Le elezioni del 25 settembre si avvicinano, e in molti, in questa frettolosa campagna elettorale, si domandano chi votare o cosa fare.

Un’occhiata ai Partiti “antisistema”

Dalla crisi pandemica, che è corrisposta ad una crisi della “democrazia” italiana, sono sorti “per fortuna” vari comitati anti-green pass ed anti-governativi che sono, in certi casi, sopravvissuti ai vari cambiamenti che si sono susseguiti in questi 2 anni, trasformandosi in comitati con critiche più sistemiche piuttosto che tematiche, contro l’Ue e la Nato. È un inizio, ma non possiamo ancora festeggiare dei relativi “successi”. È inoltre da sottolineare ciò che è tristemente rimarcato da tutti i media borghesi: i complottisti hanno davvero inquinato un movimento nato dal basso, ridicolizzando la critica al sistema producendo teorie assurde ai limiti del terrapiattismo. Ma qui il discorso si allungherebbe, e citeremo ancora i complottisti poco più avanti.
I vari comitati validi, comunquesia, si stanno sviluppando più a livello locale che nazionale – e di ciò non possiamo esserne stupiti, essendo il classico e giusto processo di formazione di un comitato. C’è chi ha voluto forzare la mano lanciando, con la solita megalomania, comitati unitari nazionali, unendo di fatto il nulla e lanciando se stessi in maniera autoreferenziale. C’è chi ha voluto forzare la mano proponendosi come (unici) salvatori del Paese, lanciando ultimatum apocalittici qua e là invitando a confluire nello stesso partitozzo. C’è chi è spuntato dal nulla sperando in qualcosa. Insomma, il movimento popolare antisistema è tristemente indietro, e queste mosse non aiutano e non aiuteranno di certo a farlo avanzare.

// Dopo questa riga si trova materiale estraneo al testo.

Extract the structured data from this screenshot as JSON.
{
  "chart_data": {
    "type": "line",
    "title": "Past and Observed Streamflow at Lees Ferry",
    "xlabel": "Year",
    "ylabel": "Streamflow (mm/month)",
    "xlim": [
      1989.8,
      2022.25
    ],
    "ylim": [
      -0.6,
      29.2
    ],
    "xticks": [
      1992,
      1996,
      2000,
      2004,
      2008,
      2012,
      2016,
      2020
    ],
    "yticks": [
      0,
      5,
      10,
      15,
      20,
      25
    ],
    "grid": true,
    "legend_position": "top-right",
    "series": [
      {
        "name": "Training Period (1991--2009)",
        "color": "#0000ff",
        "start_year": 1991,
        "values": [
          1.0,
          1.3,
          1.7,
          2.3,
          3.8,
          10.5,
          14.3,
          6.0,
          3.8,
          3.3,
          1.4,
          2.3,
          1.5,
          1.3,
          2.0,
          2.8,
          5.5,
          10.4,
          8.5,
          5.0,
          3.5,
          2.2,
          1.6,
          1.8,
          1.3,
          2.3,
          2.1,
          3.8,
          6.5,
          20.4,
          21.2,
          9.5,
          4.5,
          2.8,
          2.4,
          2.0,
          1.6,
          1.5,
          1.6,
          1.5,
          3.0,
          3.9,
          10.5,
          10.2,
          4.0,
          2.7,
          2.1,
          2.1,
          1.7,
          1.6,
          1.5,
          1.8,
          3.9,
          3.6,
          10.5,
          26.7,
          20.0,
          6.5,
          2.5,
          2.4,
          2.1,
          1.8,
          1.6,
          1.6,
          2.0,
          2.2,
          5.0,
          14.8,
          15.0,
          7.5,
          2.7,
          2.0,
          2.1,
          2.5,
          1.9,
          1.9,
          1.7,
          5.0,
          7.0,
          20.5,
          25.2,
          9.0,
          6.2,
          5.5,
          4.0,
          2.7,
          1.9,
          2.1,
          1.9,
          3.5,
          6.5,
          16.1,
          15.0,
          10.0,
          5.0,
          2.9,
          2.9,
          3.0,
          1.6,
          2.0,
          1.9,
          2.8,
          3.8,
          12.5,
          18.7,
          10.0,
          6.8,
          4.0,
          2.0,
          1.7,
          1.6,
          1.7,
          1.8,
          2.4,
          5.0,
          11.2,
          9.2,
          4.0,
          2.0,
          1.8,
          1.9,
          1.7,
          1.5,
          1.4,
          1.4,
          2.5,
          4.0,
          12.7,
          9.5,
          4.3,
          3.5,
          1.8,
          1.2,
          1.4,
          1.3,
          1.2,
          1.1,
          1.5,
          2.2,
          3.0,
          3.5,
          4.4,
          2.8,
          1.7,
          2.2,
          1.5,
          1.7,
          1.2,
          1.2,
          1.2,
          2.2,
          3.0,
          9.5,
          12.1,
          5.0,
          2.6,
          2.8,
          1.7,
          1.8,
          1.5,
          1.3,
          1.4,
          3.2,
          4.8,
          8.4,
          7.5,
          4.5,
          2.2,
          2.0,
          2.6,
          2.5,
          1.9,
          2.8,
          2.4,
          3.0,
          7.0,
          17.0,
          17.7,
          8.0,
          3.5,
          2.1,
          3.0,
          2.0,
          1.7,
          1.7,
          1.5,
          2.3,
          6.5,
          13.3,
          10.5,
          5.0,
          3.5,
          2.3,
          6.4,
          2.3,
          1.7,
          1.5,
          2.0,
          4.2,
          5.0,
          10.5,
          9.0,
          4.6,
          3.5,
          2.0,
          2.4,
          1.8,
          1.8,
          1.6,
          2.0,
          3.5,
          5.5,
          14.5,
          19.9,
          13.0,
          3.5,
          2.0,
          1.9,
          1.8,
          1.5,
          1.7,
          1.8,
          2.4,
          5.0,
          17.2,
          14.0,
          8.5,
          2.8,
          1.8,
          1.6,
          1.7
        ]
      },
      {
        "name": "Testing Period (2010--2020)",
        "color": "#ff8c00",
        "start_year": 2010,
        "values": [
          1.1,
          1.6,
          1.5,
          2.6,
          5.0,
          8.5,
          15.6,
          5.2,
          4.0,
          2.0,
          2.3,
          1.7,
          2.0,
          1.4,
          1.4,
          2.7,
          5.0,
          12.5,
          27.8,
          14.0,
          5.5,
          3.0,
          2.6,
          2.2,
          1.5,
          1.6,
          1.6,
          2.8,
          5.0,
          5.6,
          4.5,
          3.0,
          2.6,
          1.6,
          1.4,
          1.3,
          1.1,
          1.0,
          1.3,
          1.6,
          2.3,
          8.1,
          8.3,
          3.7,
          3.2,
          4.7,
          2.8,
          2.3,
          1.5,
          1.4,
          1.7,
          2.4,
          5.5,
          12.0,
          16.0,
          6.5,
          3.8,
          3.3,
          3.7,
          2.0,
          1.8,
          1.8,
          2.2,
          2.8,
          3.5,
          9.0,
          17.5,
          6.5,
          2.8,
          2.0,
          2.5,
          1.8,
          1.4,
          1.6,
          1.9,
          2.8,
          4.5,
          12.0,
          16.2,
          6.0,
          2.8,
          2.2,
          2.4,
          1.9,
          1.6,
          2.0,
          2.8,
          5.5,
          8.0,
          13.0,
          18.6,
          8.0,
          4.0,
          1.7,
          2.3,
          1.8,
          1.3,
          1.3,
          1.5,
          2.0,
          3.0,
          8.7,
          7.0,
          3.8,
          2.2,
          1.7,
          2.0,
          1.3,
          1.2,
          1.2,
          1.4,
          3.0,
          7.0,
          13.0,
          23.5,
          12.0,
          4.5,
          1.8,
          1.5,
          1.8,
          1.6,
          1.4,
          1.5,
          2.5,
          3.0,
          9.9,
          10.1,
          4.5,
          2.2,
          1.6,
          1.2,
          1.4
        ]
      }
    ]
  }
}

Non si deve ragionare come fanno i partiti borghesi antidemocratici, o finiremo per diventarne uno (come avviene sempre).
Dopo questo preambolo, diamo una rapida occhiata a chi, retoricamente autoproclamatosi “antisistema”, desidera rappresentarci:

I finti antisistema:

Troviamo “Alternativa per l’Italia”, che è composta dal popolino della famiglia guidato da Adinolfi e dall’altro fasciotardo Di Stefano. Dobbiamo commentare? Uno alleato storico del “centrodestra” nelle elezioni locali e negli eventi nazionali, e l’altro a capo di un partitozzo squadrista e fallimentare che ha come chiodo fisso Predappio e gli immigrati. Qual è il sistema che criticano? Ne fanno interamente parte.

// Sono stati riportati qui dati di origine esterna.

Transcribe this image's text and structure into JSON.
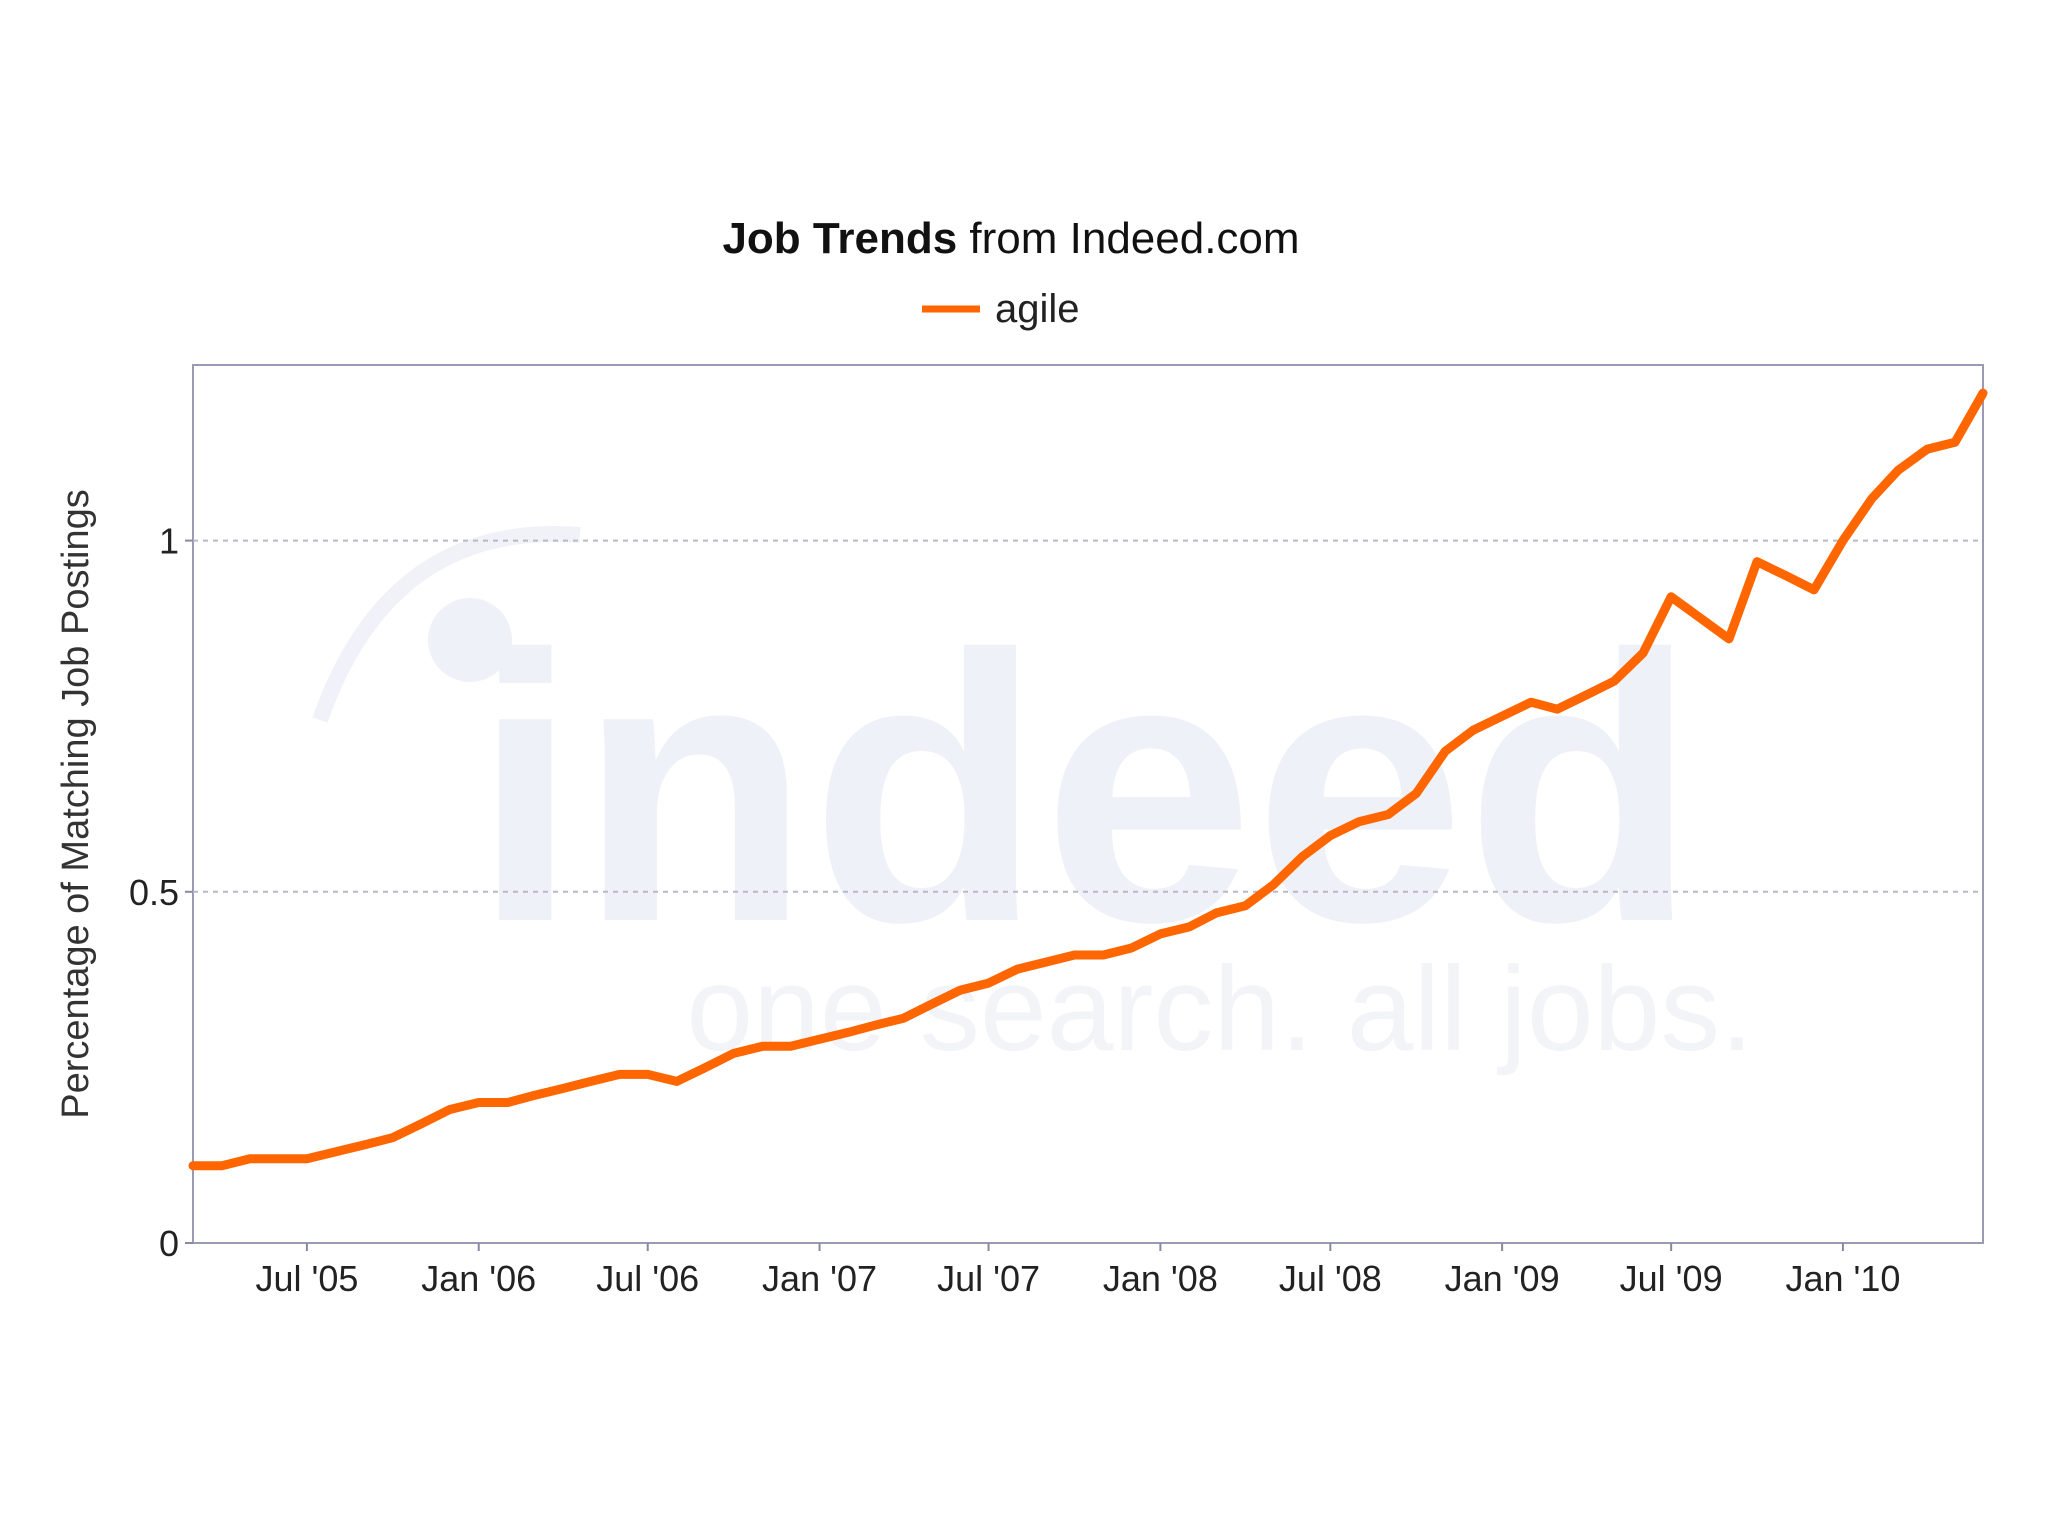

Troviamo ancora il “Movimento 5 stelle” con l’ex presidente del consiglio Conte, che si è alleato prima con Lega e poi con PD, dando poi supporto a Draghi – almeno fino alla prevalicazione della necessità di fare campagna elettorale. Eh sì, perché ogni sorta di finta opposizione “da sinistra” al governo Draghi è stata mera retorica, finalizzata alla campagna elettorale. Del denso programma “di sinistra” del M5S è rimasto di fatto solo il reddito di cittadinanza – fatto anche male, ma meglio di niente, in quanto ha assicurato un po’ di ossigeno a molte famiglie sull’orlo del baratro. Tutto il resto è stato cancellato, e il Movimento è diventato di fatto una costola di tutto il resto dell’arco parlamentare. Lo stop alle armi? Hanno votato per mandarle. L’aumento della spesa pubblica per la Nato? L’han già fatto con i governi Conte. È stata ribadita più volte la posizione supina rispetto all’Ue e alla Nato. Con questa mossa – non di certo stupida –, sfiduciando Draghi, hanno solo cercato di guadagnare parzialmente ciò che hanno perduto. Ma cosa vogliono guadagnare in un mese di vecchio grillismo, dopo anni di tradimenti del proprio elettorato?

I parzialmente antisistema:

C’è “Vita”, guidato da Sara Cunial, Movimento 3V, A.I. Stop 5G, No Paura Day. È considerabile antisistema? No, e il motivo è scontato: ci si impunta su un singolo tema – che oggettivamente attira solo complottisti – senza svilupparlo in una critica al sistema in toto. La critica a quello che si reputa il male, il demonio, rimane lì, quasi alla teologia, alla metafisica, senza identificare il nemico reale e il perché lo sia: la borghesia e il sistema (economico, e non solo il suo ramo scientifico) che la rende tale. Per non parlare poi del fatto che non ci sia addirittura alcun programma, se non semplice retorica generica “a sostegno della vita” (e grazie al cavolo). Sull’economia che posizioni si hanno? Non si sa. Sulla politica estera? Non si sa.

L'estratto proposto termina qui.